Так они продвигались вперед, пока не достигли дальнего конца комнаты, где находились шесть дверей, ведущих в другие, специализированные лаборатории. Доктор Васильчикова направилась к левой двери, надпись на которой гласила: «Сверхсекретное помещение. Опасно. Радиоактивная зона. Соблюдайте правила безопасности».

Для начала доктор Васильчикова достала из проволочной корзинки, прикрепленной к стене, счетчики радиоактивности. Только после того как они прикрепили их к нагрудным карманам, она открыла дверь.

Теперь они шли по застекленному переходу, который вел к внешнему периметру лабораторных зданий. Еще одна стальная дверь. И еще одна. И еще одна.
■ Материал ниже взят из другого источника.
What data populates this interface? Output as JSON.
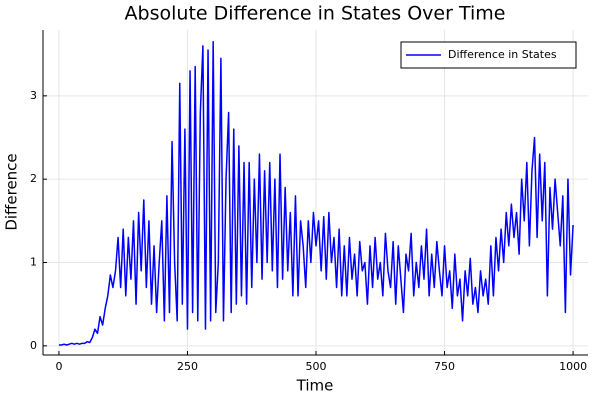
{
  "chart_data": {
    "type": "line",
    "title": "Absolute Difference in States Over Time",
    "x_label": "Time",
    "y_label": "Difference",
    "x": [
      0,
      5,
      10,
      15,
      20,
      25,
      30,
      35,
      40,
      45,
      50,
      55,
      60,
      65,
      70,
      75,
      80,
      85,
      90,
      95,
      100,
      105,
      110,
      115,
      120,
      125,
      130,
      135,
      140,
      145,
      150,
      155,
      160,
      165,
      170,
      175,
      180,
      185,
      190,
      195,
      200,
      205,
      210,
      215,
      220,
      225,
      230,
      235,
      240,
      245,
      250,
      255,
      260,
      265,
      270,
      275,
      280,
      285,
      290,
      295,
      300,
      305,
      310,
      315,
      320,
      325,
      330,
      335,
      340,
      345,
      350,
      355,
      360,
      365,
      370,
      375,
      380,
      385,
      390,
      395,
      400,
      405,
      410,
      415,
      420,
      425,
      430,
      435,
      440,
      445,
      450,
      455,
      460,
      465,
      470,
      475,
      480,
      485,
      490,
      495,
      500,
      505,
      510,
      515,
      520,
      525,
      530,
      535,
      540,
      545,
      550,
      555,
      560,
      565,
      570,
      575,
      580,
      585,
      590,
      595,
      600,
      605,
      610,
      615,
      620,
      625,
      630,
      635,
      640,
      645,
      650,
      655,
      660,
      665,
      670,
      675,
      680,
      685,
      690,
      695,
      700,
      705,
      710,
      715,
      720,
      725,
      730,
      735,
      740,
      745,
      750,
      755,
      760,
      765,
      770,
      775,
      780,
      785,
      790,
      795,
      800,
      805,
      810,
      815,
      820,
      825,
      830,
      835,
      840,
      845,
      850,
      855,
      860,
      865,
      870,
      875,
      880,
      885,
      890,
      895,
      900,
      905,
      910,
      915,
      920,
      925,
      930,
      935,
      940,
      945,
      950,
      955,
      960,
      965,
      970,
      975,
      980,
      985,
      990,
      995,
      1000
    ],
    "series": [
      {
        "name": "Difference in States",
        "color": "#0000ff",
        "values": [
          0.01,
          0.01,
          0.02,
          0.01,
          0.02,
          0.03,
          0.02,
          0.03,
          0.02,
          0.03,
          0.03,
          0.05,
          0.04,
          0.1,
          0.2,
          0.15,
          0.35,
          0.25,
          0.45,
          0.6,
          0.85,
          0.7,
          0.9,
          1.3,
          0.7,
          1.4,
          0.6,
          1.3,
          0.8,
          1.5,
          0.5,
          1.6,
          0.9,
          1.75,
          0.7,
          1.5,
          0.5,
          1.2,
          0.4,
          1.0,
          1.5,
          0.3,
          1.8,
          0.4,
          2.45,
          1.0,
          0.3,
          3.15,
          0.5,
          2.6,
          0.2,
          3.3,
          0.4,
          3.35,
          0.3,
          2.8,
          3.6,
          0.2,
          3.55,
          0.3,
          3.65,
          0.4,
          1.0,
          3.45,
          0.3,
          2.0,
          2.8,
          0.4,
          2.6,
          0.5,
          2.4,
          0.6,
          2.2,
          0.5,
          2.2,
          0.7,
          2.0,
          1.0,
          2.3,
          0.8,
          2.1,
          1.0,
          2.2,
          0.9,
          2.0,
          0.7,
          2.3,
          0.8,
          1.9,
          0.9,
          1.6,
          0.6,
          1.8,
          0.6,
          1.5,
          1.2,
          0.7,
          1.5,
          1.0,
          1.6,
          1.2,
          1.5,
          0.9,
          1.55,
          0.8,
          1.6,
          1.0,
          1.3,
          0.7,
          1.4,
          0.6,
          1.2,
          0.6,
          1.3,
          0.8,
          1.1,
          0.6,
          1.25,
          0.9,
          1.0,
          0.5,
          1.2,
          0.7,
          1.3,
          0.8,
          1.0,
          0.6,
          1.35,
          0.9,
          0.7,
          1.25,
          0.5,
          1.2,
          0.8,
          0.4,
          1.1,
          0.9,
          1.35,
          0.6,
          1.0,
          0.7,
          1.2,
          0.8,
          1.4,
          0.6,
          1.1,
          0.7,
          1.25,
          0.9,
          0.6,
          1.2,
          0.7,
          0.9,
          0.45,
          1.1,
          0.6,
          0.8,
          0.3,
          0.9,
          0.6,
          1.05,
          0.5,
          0.7,
          0.4,
          0.9,
          0.6,
          0.8,
          0.5,
          1.2,
          0.6,
          1.3,
          0.9,
          1.4,
          1.0,
          1.6,
          1.2,
          1.7,
          1.3,
          1.6,
          1.1,
          2.0,
          1.5,
          2.2,
          1.2,
          2.1,
          2.5,
          1.3,
          2.3,
          1.5,
          2.2,
          0.6,
          1.9,
          1.4,
          2.0,
          1.6,
          1.2,
          1.8,
          0.4,
          2.0,
          0.85,
          1.45
        ]
      }
    ],
    "xlim": [
      -31,
      1029
    ],
    "ylim": [
      -0.11,
      3.79
    ],
    "xticks": [
      0,
      250,
      500,
      750,
      1000
    ],
    "yticks": [
      0,
      1,
      2,
      3
    ],
    "grid": true,
    "legend": "top-right"
  }
}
Три воздушных изолятора защищали основное помещение от возможных утечек вредных веществ.

Наконец они оказались в первой из нескольких небольших сверхсекретных лабораторий, каждая из которых требовала более высокого уровня доступа, чем предшествующая.

В лаборатории, наполненной зеленым светом, было невыносимо жарко и влажно. Не обращая внимания на посетителей, лаборанты в белых халатах сосредоточенно делали свою работу: вынимали лотки с агар-агаром из инкубаторов, пинцетами переносили образцы тканей на стекла, рассматривали их в микроскопы.
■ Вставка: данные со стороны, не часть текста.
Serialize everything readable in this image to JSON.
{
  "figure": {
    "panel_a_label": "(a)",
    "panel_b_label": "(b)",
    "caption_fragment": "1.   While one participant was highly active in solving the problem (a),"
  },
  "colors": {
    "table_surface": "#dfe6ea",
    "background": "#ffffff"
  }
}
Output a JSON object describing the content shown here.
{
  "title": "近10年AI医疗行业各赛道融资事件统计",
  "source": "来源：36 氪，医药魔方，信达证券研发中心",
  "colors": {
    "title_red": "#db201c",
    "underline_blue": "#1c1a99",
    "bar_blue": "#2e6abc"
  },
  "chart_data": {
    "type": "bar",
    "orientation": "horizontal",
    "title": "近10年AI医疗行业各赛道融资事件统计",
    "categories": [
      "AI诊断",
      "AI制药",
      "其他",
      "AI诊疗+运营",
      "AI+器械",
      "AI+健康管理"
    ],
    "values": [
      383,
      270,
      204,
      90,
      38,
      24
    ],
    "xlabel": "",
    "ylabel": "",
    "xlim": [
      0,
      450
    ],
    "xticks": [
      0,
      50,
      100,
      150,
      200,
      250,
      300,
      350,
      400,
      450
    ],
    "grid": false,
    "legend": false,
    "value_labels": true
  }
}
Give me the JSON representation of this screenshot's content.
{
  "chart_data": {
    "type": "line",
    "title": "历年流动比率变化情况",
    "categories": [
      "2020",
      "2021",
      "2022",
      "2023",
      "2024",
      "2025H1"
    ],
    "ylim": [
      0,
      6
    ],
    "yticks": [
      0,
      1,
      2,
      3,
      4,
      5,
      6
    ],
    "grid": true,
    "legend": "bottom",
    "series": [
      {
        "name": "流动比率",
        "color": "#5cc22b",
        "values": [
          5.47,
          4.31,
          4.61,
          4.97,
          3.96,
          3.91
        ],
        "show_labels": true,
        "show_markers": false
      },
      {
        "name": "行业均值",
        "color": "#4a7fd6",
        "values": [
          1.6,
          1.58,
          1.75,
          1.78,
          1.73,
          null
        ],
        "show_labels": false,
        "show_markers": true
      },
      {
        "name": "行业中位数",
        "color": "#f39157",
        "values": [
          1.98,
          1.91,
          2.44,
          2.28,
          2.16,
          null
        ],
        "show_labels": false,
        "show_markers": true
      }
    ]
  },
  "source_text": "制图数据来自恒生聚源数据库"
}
– Вот кое-что из того, что я хотела вам показать, – заявила доктор Васильчикова с нескрываемой гордостью. Она подошла к одному из лабораторных столов.

– Можно? – спросила она у женщины средних лет.

– Конечно, доктор. – Женщина поднялась с вращающегося кресла и отошла в сторону.

Доктор Васильчикова, приподнявшись на цыпочки, склонилась над микроскопом.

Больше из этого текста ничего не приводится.